Elderly patients with metastatic renal cell carcinoma (RCC) who are often ignored in clinical trials to treat the kidney cancer are seeing survival benefits from treatment with targeted therapies, according to a new study from Penn Medicine researchers. Analyzing 13 years of data on Medicare patients, the study found that the patients who receive target therapies; were more medically complex than those who receive the older, more toxic treatments that were available earlier in the study period; indicating that newer treatments are offering hope to more people.

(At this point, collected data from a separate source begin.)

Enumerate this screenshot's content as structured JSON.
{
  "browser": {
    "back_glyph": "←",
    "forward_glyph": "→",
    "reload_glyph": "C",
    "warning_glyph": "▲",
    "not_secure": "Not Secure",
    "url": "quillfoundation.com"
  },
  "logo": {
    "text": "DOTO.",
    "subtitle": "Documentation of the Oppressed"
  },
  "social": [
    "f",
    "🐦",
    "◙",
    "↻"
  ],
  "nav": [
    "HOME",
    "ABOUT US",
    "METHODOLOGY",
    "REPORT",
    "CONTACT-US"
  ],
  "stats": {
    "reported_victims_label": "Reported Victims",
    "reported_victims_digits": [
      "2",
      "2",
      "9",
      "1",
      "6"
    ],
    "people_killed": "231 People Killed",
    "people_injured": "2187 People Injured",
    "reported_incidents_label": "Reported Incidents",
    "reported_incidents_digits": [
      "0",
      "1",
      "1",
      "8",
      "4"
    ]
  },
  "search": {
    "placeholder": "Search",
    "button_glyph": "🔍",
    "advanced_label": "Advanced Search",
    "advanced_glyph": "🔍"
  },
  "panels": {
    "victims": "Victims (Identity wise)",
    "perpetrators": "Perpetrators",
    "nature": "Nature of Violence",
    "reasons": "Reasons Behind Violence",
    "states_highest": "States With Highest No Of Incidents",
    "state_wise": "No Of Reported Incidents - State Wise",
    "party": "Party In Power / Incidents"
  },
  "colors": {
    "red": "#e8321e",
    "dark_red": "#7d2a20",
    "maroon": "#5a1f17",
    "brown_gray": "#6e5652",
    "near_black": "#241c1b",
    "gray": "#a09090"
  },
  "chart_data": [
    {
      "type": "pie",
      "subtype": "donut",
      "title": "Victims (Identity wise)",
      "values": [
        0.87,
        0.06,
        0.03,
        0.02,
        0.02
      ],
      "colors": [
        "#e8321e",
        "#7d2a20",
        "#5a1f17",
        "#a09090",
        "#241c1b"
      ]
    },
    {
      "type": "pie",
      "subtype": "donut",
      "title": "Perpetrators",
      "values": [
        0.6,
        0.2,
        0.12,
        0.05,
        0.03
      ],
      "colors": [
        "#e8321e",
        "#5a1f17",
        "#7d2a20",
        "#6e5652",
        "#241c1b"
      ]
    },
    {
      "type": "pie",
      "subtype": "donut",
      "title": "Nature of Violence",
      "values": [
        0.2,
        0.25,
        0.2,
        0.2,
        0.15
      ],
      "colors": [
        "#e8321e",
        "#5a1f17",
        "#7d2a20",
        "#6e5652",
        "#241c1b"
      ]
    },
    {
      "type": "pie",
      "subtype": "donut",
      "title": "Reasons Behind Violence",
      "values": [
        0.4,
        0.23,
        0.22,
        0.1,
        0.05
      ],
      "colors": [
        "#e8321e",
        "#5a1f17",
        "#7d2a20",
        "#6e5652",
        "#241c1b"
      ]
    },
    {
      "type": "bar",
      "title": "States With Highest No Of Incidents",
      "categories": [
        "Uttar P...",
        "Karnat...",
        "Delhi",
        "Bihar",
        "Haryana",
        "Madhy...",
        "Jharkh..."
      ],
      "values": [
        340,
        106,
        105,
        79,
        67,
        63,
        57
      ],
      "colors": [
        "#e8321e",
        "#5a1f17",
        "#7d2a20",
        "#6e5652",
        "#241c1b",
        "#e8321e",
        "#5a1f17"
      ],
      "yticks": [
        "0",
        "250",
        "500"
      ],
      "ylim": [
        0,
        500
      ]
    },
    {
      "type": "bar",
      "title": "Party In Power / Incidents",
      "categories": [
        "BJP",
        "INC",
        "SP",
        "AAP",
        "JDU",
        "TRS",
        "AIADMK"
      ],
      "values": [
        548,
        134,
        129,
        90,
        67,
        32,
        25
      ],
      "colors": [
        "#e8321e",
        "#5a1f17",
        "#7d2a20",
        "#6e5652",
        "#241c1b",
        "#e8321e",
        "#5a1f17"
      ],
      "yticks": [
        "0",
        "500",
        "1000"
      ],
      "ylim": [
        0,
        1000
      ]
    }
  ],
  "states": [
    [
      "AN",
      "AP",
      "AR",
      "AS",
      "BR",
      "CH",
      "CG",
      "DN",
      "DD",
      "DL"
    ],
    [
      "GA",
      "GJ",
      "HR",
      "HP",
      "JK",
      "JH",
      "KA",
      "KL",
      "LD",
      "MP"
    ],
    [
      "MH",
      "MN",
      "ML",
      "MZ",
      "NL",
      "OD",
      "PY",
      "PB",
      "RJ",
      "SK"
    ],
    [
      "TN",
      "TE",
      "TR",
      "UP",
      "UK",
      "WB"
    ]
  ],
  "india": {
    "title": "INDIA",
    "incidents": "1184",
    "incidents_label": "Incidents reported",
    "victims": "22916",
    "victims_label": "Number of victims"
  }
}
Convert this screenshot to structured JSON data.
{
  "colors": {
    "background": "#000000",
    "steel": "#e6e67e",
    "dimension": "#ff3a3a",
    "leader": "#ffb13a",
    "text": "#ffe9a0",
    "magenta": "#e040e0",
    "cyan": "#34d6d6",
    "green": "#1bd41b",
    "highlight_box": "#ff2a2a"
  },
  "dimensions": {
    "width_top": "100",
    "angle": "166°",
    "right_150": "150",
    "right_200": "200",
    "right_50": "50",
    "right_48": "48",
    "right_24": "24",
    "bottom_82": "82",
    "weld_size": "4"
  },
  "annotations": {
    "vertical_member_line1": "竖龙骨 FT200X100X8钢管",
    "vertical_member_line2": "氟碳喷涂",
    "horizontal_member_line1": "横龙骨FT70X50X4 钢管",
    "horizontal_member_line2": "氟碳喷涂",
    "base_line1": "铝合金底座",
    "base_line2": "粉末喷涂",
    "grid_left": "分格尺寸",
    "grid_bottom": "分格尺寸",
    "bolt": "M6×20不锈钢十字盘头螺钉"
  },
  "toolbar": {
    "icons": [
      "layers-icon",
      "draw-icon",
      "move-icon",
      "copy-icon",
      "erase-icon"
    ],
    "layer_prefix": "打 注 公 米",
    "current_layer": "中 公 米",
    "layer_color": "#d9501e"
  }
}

Since 2005, the U.S. Food and Drug Administration has approve 12 target therapies for the treatment of advance RCC. However, clinical trials investigating these therapies often exclude sicker patients and those over the age of 65; leaving a gap in knowledge about the effectiveness of newer versus older treatments in this population; especially when they are treat in routine health care settings rather than in research studies.
Target therapy offer new treatment
Our findings suggest that target therapies offer new treatment options to elderly and medically complex patients; who may have otherwise foregone the treatments available 15 years ago given their high toxicity and limit benefit. RCC is a cancer where people can often try other treatment options if the first one isn’t effective; so even small gains may mean that a person might live long enough to try the next innovation. What’s more, studies are showing that current treatments, including immunotherapies; are leading to even better outcomes than those that were observe during our study time frame.” Senior author Jalpa A. Doshi, PhD, a professor of Medicine in the Perelman School of Medicine at the University of Pennsylvania.
Results also show that target therapies offer a modest survival benefit as compare to older treatments; even though as a whole, the target therapy treatment group had characteristics that put them at risk for worse outcomes. The researchers conduct a retrospective cohort study using Surveillance, Epidemiology; and End Results (SEER)-Medicare data from 2000 to 2013 to examine overall survival and estimated overall survival improvements in over 1,100 patients; with stage IV clear cell RCC who receive any FDA-approve target therapy (63 % of patients) or non target therapy (37 percent of patients).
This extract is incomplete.